Una buona ideaLa mossa del cavallo di Salvini e il possibile governo del tutti dentro

Il leader della Lega propone di lasciare a Palazzo Chigi Mario Draghi, ma inserendo nell’esecutivo tutti i leader di partito. L’ipotesi è tutta da verificare, ma si avvicina molto a quello che cerca il Nazareno: continuità e scongiurare le elezioni

Anche Matteo Salvini può avere una buona idea. Nella partita a carte sul nuovo presidente della Repubblica il capo della Lega ha a sorpresa fatto la sua mossa del cavallo e calato sul tavolo l’ipotesi di un governo con dentro «gli assi di briscola», cioè con tutti leader dei partiti «nessuno escluso», governo naturalmente guidato da Mario Draghi perché «se togli il tassello più importante non so come ne usciremmo». Ma in ogni caso per lui la legislatura deve andare avanti: musica per il Nazareno. 

La sortita di Salvini potrebbe cambiare il quadro psicologico della situazione: la questione sembra passare dal se avere Draghi a palazzo Chigi al come averlo. Sgombrando la discussione sul Quirinale dal macigno rappresentato appunto dal futuro dell’esecutivo. 

Peraltro il metodo salviniano – mettere al riparo Draghi e poi discutere il nome del prossimo inquilino del Colle – somiglia molto a quello che sembra avere in testa Enrico Letta, la cui principale preoccupazione – ha detto – è quella di scongiurare elezioni e anzi garantire continuità nell’azione di governo, cosa che è possibile realizzare se ci si mette d’accordo innanzi tutto sul futuro del governo. 

La possibile convergenza Salvini-Letta potrebbe essere verificata in un confronto a due nei prossimi giorni, naturalmente top secret, perché da diverse parti si ritiene che il boccino sia soprattutto nelle mani dei capi di Pd e Lega. 

La fattibilità di un rimpasto con l’ingresso dei segretari nell’esecutivo (magari senza portafogli) è ovviamente tutta da verificare ma non appare peregrina dato che lo stesso Draghi in privato si è lamentato di un insufficiente appoggio dei leader dei partiti della maggioranza nell’ultimissima fase, ed è verosimile che la famosa cabina di regia non basti più a garantire le giuste e indispensabili mediazioni. 

Ma è indubbio che, a parte l’ultimatum pro domo sua di Silvio Berlusconi che minaccia sfracelli se Draghi lasciasse palazzo Chigi, tesi confermata ieri da Licia Ronzulli e indirettamente da Maurizio Gasparri, con la proposta di Salvini si può dire che certamente il centrodestra non vuole il trasloco di SuperMario al Quirinale (di diverso avviso Giorgia Meloni che però in questa vicenda non sembra contare molto). 

Basta questo per dire che il presidente del Consiglio non potrebbe mai affrontare il voto segreto senza il serio rischio di finire impallinato davanti a tutto il mondo. È anche la preoccupazione del segretario del Pd, sempre allarmato dall’attivismo di Berlusconi, che però sembra perdere pezzi nel nuovo Centro di Toti e Brugnaro mentre, attendendo le mosse di Matteo Renzi, sempre al Centro decolla la federazione tra Azione di Carlo Calenda e +Europa, superfavorevoli alla premiership di Draghi (mentre per il Colle lanciano Emma Bonino). 

C’è da chiedersi se Letta, Conte e Renzi disdegnerebbero la possibilità di entrare in un governo Draghi rilanciato, è tutto da discutere ma il fatto nuovo c’è e non è passato inosservato al Nazareno, dove ormai è manifesta la speranza che Sergio Mattarella accetti un secondo mandato. 
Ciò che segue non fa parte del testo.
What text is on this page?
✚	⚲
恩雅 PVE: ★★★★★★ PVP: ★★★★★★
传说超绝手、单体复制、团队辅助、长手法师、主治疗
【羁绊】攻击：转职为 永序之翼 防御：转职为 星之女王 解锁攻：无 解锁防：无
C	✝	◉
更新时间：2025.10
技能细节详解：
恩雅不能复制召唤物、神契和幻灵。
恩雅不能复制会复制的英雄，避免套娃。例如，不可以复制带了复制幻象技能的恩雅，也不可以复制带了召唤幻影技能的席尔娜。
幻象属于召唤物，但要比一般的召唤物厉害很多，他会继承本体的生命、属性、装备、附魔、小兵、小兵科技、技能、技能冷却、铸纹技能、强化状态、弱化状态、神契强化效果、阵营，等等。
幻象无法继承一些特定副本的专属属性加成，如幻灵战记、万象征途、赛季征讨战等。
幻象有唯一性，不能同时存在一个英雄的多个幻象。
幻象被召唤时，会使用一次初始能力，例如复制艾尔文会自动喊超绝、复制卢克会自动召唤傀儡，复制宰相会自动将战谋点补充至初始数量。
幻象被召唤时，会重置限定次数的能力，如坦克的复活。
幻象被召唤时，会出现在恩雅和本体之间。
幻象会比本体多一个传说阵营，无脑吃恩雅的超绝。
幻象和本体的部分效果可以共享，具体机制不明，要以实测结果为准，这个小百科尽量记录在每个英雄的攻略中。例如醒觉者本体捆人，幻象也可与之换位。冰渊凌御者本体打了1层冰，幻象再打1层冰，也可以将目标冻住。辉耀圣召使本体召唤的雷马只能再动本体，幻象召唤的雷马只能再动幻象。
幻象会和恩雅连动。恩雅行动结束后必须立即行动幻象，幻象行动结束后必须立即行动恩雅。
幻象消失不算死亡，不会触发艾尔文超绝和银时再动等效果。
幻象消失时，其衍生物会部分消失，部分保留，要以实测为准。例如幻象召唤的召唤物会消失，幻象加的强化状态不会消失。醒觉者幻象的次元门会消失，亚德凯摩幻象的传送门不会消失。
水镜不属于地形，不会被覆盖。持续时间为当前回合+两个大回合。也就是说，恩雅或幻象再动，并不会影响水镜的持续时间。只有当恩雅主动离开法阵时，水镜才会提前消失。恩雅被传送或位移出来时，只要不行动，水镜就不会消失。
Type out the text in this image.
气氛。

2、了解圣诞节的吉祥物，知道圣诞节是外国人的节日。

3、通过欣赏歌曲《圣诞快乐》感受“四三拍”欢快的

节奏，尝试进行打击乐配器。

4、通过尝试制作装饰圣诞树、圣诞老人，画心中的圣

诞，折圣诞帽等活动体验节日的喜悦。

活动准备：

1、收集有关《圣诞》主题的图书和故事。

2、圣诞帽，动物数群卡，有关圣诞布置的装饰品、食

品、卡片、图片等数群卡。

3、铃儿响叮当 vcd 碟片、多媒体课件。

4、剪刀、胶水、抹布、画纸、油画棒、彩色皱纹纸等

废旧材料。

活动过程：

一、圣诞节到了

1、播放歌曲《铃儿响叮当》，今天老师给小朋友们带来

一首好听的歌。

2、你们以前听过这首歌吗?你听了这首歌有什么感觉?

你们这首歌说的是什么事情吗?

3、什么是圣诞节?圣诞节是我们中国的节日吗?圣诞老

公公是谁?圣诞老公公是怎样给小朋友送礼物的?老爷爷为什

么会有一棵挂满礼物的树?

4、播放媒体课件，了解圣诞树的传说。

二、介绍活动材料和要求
Ma è chiaro che dell’ipotesi prospettata da Salvini la cosa importante è la volontà di proseguire l’esperienza del governo Draghi di fronte alle «tante cose da fare in questi mesi che ci accompagnano alla fine della legislatura». Cosette che si chiamano lotta alla pandemia, giunta ormai a uno snodo drammatico, e rilancio del Paese sulla base delle riforme richieste dal Piano nazionale di resistenza e resilienza: e sembra che quella che si sta facendo largo nel modo politico è la consapevolezza che occorra per questo un rafforzamento politico, nella compagine e nel programma, del governo Draghi. Chiarito questo, anche un accordo sul Quirinale potrebbe essere più agevole. Se non prevalgono interessi personali od obliqui disegni politici contro il Paese.